The idea of cooling survivors from cardiac arrest has a long and storied history. In perhaps the most famous, although fictional, example of the efficacy of hypothermia, a military hero named Steve Rodgers went into the ice during operations over the Arctic Ocean in 1945. After being successfully resuscitated nearly 66 years later, no cognitive or physical impairment was evident in this soldier also known as Captain America. Despite powerful fictional anecdotes such as this and others, the evidence guiding routine use of mild therapeutic hypothermia remains elusive.
Explore This IssueACEP Now: Vol 40 – No 11 – November 2021
For nearly 20 years, controversy has followed, primarily from a prospective multicenter trial testing mild therapeutic hypothermia versus normothermia in survivors of out-of-hospital cardiac arrest.1 This prominent trial identified a risk ratio of 1.40 favoring good neurological outcome in the hypothermia group, along with a corresponding benefit on mortality. These data, among other studies and observational series, ultimately resulted in recommendations for mild therapeutic hypothermia entering into clinical guidelines.2
Following initial adoption of therapeutic hypothermia, the precise ideal temperature for hypothermia remained an open question. Subsequently, in 2013, the first Targeted Temperature Management (TTM) trial tested active temperature management of 33° C versus 36° C following cardiac arrest in a much larger trial population.3 This trial was unable to identify an advantage of 33° C over 36° C, adding substantial uncertainty regarding both implementation of and the fundamental principle of therapeutic hypothermia. Given this lack of observed difference between temperature targets, it became necessary to take a broader look at whether hypothermia conferred a benefit or simple avoidance of pyrexia.
Two additional trials served mainly to further muddy the issue. A trial testing therapeutic hypothermia against targeted normothermia in children provided inconclusive results but generally favored therapeutic hypothermia.4 Likewise, a trial in adults restricted solely to nonshockable rhythms tilted the balance of evidence incrementally toward therapeutic hypothermia.5
Finally, this August, the Targeted Temperature Management 2 (TTM2) trial was published, reexamining the fundamental question of the value of therapeutic hypothermia.6 Enrolling 1,900 patients in the largest trial addressing the question to date, study procedures tested 33°C and controlled rewarming against targeted normothermia and early treatment of pyrexia. The primary outcome was mortality at six months, along with secondary outcomes of functional outcome and other adverse events.

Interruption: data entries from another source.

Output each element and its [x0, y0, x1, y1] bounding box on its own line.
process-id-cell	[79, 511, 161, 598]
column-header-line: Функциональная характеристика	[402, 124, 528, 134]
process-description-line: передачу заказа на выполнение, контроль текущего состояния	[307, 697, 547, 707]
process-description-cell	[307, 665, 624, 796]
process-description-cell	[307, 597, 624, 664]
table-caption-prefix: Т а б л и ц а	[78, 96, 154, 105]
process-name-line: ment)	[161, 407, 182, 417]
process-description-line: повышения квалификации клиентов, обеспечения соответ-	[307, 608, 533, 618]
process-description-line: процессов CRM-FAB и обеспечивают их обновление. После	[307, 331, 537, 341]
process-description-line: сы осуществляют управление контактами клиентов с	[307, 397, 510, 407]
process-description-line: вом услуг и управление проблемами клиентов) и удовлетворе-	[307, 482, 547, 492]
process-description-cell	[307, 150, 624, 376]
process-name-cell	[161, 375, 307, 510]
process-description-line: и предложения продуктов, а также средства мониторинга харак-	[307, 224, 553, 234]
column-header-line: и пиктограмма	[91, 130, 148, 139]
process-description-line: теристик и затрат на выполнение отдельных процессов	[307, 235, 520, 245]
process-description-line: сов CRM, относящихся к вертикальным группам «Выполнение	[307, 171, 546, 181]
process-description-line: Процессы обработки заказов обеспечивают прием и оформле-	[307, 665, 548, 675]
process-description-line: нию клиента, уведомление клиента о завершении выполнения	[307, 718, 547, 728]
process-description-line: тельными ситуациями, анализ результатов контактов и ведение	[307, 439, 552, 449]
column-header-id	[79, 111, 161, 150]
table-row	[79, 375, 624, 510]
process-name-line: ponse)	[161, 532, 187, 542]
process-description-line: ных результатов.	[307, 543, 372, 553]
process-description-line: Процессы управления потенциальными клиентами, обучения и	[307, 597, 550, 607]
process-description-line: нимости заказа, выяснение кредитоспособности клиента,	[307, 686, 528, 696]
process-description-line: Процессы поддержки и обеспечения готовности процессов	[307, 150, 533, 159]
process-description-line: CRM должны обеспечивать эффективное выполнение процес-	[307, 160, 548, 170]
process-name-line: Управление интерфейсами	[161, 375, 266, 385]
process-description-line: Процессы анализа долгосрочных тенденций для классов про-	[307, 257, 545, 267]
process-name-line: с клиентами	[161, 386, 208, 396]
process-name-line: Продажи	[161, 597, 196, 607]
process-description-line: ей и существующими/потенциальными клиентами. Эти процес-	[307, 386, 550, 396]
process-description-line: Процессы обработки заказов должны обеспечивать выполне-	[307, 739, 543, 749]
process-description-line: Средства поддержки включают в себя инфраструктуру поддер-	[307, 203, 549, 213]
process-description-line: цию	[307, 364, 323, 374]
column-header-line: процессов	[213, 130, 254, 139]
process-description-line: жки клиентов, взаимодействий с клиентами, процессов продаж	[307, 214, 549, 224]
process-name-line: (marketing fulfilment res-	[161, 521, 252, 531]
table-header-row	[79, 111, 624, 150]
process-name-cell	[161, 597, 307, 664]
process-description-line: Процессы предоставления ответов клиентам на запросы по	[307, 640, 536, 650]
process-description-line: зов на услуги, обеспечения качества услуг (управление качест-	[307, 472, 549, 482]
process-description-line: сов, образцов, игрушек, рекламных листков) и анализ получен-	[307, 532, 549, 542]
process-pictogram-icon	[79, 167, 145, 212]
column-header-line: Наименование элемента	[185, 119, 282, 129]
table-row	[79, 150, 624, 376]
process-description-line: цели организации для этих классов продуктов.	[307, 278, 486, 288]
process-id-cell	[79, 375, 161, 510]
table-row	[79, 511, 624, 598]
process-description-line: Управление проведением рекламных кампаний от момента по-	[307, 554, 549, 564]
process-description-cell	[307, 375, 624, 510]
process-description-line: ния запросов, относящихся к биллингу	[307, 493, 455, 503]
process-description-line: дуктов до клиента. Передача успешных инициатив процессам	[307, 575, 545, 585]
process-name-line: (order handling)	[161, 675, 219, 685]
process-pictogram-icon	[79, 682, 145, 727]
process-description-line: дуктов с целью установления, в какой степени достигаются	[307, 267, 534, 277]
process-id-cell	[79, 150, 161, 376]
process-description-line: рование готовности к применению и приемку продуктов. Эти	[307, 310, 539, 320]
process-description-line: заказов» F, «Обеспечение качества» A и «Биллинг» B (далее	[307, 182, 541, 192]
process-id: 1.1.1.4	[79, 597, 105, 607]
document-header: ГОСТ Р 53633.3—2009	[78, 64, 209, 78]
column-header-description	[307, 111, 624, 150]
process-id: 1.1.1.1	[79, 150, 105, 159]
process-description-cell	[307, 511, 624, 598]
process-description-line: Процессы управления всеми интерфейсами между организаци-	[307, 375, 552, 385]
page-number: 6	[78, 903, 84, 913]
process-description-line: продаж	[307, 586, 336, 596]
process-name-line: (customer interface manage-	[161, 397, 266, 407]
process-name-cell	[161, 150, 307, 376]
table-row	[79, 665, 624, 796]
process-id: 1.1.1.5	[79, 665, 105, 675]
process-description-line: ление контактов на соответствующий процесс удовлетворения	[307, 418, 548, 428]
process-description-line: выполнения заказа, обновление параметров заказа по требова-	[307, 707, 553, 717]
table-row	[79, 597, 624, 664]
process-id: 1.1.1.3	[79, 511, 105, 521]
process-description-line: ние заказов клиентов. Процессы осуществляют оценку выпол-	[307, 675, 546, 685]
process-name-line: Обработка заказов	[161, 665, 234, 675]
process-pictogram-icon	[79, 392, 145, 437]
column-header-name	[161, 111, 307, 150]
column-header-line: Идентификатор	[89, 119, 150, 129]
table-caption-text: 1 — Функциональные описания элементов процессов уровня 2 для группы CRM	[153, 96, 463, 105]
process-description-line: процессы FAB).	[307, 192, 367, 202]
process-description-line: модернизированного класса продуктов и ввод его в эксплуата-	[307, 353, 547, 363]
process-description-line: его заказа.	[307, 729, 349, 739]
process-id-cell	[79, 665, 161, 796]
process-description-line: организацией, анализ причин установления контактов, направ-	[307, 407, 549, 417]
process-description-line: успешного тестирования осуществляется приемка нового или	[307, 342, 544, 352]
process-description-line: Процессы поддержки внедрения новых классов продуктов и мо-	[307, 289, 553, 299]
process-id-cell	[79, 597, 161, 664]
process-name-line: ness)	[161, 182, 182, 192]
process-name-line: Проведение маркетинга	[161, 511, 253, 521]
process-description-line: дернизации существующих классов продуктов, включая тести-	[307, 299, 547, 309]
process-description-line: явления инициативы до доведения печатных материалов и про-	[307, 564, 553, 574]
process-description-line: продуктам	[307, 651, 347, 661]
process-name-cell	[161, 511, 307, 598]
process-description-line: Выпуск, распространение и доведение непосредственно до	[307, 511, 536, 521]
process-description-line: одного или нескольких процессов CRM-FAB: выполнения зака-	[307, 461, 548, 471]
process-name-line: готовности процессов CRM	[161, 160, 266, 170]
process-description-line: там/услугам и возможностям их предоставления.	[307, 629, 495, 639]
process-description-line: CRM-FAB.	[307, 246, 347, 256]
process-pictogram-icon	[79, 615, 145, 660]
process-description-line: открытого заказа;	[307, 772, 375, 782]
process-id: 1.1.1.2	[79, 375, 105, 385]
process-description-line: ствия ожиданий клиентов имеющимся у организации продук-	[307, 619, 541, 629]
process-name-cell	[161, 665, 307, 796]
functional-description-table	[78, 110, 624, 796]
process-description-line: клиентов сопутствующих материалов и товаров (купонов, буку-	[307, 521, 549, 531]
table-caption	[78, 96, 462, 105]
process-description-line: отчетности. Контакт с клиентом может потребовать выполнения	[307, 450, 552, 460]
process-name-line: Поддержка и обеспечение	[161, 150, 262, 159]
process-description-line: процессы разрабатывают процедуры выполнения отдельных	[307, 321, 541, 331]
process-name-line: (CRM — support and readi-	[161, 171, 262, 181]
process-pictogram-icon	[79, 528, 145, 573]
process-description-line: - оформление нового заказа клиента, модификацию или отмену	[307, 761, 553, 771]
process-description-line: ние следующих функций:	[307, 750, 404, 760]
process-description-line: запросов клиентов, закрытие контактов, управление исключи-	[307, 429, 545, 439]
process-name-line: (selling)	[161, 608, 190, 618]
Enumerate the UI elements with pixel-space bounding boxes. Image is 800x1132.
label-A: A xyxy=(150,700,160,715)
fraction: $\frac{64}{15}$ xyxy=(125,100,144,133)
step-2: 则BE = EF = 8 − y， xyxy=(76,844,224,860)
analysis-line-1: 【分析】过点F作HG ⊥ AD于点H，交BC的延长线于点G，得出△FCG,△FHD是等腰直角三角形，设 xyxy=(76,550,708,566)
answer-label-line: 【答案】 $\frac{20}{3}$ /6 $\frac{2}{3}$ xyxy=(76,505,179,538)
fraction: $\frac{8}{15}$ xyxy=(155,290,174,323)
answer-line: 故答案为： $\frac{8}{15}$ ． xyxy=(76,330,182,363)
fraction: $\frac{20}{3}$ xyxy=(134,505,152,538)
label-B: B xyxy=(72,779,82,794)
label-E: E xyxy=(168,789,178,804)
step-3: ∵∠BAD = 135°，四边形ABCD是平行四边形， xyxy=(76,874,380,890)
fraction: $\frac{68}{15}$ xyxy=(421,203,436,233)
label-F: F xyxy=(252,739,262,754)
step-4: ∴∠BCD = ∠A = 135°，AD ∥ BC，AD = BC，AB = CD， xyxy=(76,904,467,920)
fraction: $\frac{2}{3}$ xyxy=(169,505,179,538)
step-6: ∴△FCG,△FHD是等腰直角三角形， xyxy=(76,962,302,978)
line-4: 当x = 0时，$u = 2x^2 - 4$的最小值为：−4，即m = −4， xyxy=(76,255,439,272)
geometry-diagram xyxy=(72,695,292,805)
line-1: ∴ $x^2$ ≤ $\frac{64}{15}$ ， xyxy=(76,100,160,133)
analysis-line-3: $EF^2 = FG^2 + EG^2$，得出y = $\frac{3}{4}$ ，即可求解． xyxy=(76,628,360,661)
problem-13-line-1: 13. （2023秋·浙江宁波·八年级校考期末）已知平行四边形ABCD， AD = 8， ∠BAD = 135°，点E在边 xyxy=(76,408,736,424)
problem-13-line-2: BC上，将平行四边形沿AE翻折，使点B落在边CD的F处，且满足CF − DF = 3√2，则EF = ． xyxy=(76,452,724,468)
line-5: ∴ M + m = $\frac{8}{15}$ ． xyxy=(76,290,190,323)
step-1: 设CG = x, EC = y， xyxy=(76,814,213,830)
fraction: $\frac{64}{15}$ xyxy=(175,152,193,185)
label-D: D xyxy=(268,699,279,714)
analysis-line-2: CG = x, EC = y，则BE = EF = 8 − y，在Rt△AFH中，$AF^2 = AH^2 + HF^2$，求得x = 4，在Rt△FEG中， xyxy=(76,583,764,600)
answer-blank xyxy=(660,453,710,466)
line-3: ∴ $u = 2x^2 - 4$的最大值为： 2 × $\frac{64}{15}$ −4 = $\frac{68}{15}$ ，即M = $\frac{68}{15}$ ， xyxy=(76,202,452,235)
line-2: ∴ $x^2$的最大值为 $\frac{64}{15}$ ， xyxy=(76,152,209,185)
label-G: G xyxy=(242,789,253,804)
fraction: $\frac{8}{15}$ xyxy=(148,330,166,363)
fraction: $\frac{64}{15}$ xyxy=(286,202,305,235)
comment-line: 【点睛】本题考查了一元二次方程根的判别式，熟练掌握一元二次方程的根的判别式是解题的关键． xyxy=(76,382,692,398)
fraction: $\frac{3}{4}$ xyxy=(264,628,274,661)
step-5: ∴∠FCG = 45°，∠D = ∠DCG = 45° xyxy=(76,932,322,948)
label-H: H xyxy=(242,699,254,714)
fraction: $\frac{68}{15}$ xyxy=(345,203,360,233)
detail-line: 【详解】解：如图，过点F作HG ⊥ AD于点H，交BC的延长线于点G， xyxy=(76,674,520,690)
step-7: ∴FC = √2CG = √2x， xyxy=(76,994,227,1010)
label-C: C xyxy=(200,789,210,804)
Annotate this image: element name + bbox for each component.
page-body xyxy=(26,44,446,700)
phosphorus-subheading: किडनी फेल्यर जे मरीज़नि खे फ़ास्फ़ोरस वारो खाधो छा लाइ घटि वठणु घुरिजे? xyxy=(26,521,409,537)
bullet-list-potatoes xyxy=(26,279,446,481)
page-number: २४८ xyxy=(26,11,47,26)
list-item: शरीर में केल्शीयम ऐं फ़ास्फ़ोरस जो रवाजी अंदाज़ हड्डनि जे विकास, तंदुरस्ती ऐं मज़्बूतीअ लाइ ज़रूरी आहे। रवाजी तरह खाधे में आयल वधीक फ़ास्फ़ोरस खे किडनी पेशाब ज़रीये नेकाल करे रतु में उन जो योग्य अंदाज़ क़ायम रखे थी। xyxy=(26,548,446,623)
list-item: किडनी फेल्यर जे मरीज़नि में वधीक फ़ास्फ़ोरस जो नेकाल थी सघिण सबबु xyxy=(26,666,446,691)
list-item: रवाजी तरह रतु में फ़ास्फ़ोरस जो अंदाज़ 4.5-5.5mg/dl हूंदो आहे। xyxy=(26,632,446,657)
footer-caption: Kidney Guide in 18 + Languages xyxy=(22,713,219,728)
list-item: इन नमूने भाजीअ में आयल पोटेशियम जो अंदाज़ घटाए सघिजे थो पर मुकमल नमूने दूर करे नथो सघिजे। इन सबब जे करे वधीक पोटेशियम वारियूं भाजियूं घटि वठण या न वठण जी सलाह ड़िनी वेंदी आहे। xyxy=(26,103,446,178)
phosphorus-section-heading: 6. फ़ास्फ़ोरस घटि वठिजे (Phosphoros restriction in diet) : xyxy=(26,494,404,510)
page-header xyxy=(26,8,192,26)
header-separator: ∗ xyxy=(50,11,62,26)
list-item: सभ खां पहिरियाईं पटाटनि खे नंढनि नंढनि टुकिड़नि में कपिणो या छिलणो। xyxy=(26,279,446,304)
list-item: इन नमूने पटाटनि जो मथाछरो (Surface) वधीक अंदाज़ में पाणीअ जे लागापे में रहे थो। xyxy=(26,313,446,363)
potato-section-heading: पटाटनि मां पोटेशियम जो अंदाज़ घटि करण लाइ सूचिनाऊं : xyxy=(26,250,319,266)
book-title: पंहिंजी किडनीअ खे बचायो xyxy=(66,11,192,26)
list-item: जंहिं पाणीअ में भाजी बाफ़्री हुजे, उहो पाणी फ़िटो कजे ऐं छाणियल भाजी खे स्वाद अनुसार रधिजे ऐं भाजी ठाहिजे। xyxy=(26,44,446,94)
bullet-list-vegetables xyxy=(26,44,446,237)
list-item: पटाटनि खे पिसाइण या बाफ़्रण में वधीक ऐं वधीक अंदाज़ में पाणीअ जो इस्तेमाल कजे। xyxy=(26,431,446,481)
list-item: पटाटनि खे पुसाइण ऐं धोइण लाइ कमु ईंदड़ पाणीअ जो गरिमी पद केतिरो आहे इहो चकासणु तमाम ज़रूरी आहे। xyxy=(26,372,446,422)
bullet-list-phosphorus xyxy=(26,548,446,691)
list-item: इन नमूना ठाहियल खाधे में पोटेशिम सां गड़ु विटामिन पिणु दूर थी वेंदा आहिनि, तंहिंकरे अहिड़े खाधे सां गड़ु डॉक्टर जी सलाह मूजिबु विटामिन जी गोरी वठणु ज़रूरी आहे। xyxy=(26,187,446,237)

Like the TTM trial before it, this second iteration was unable to identify any advantage to therapeutic hypothermia for any patient-oriented outcome. Mortality at six months was similar, as was the proportion of patients with severe disability. Regardless of subgroup, including shockable and nonshockable rhythms, there was no further signal for potential benefit. Prespecified adverse outcomes while hospitalized were more common in the therapeutic hypothermia cohort, primarily manifesting as an excess of arrhythmias resulting in hemodynamic compromise.
Somehow, then, after 20 years of investing in cooling infrastructure, protocols, and research, we are back to nearly where we began and still with many outstanding questions. It is becoming clearly unlikely that therapeutic hypothermia, down to 33° C as implemented in these trials, provides a beneficial effect. Additionally, the biases in these trials virtually all favor the therapeutic hypothermia arm, considering their open-label nature. Clinicians and families are less likely to de-escalate care for patients randomized to an active intervention as compared to those in a control arm. Where possible, protocols and conservative withdrawal of care assessments aim to reduce early de-escalation, but this bias can only be minimized, not eliminated.
Additionally, it still is not possible to determine the benefit of active temperature management using intravascular or external devices versus simply aggressively treating pyrexia. Approximately half of the patients included in TTM2 had their temperatures actively managed with a device, leaving a knowledge gap regarding this intervention. Pyrexia is clearly associated with poorer outcomes following out-of-hospital cardiac arrest, but it remains unknown whether pyrexia may simply be treated or prevented via pharmacological methods.
Finally, the last major question raised by critics of trials of therapeutic hypothermia is about the rapidity with which patients attained target temperature. In TTM2, the median time from cardiac arrest to randomization was approximately two hours, and patients achieved core temperatures below 34° C approximately four hours later. It remains an open question whether cooling is achieved quickly enough to receive any therapeutic benefit from hypothermia. Prehospital trials using cold saline have achieved rapid cooling prior to hospital arrival but with concurrent adverse effects and no clear beneficial effect on hospital outcomes.7
We are nearly back at square one with respect to therapeutic hypothermia. Certainly, the routine use of therapeutic hypothermia under current protocols has little remaining justification. It would likewise be reasonable to discontinue routine use of active temperature management devices while awaiting further evidence of benefit. While the trends in medicine always tend to favor adoption rather than de-adoption of new practices, the time has likely come to fully reevaluate any role for therapeutic hypothermia.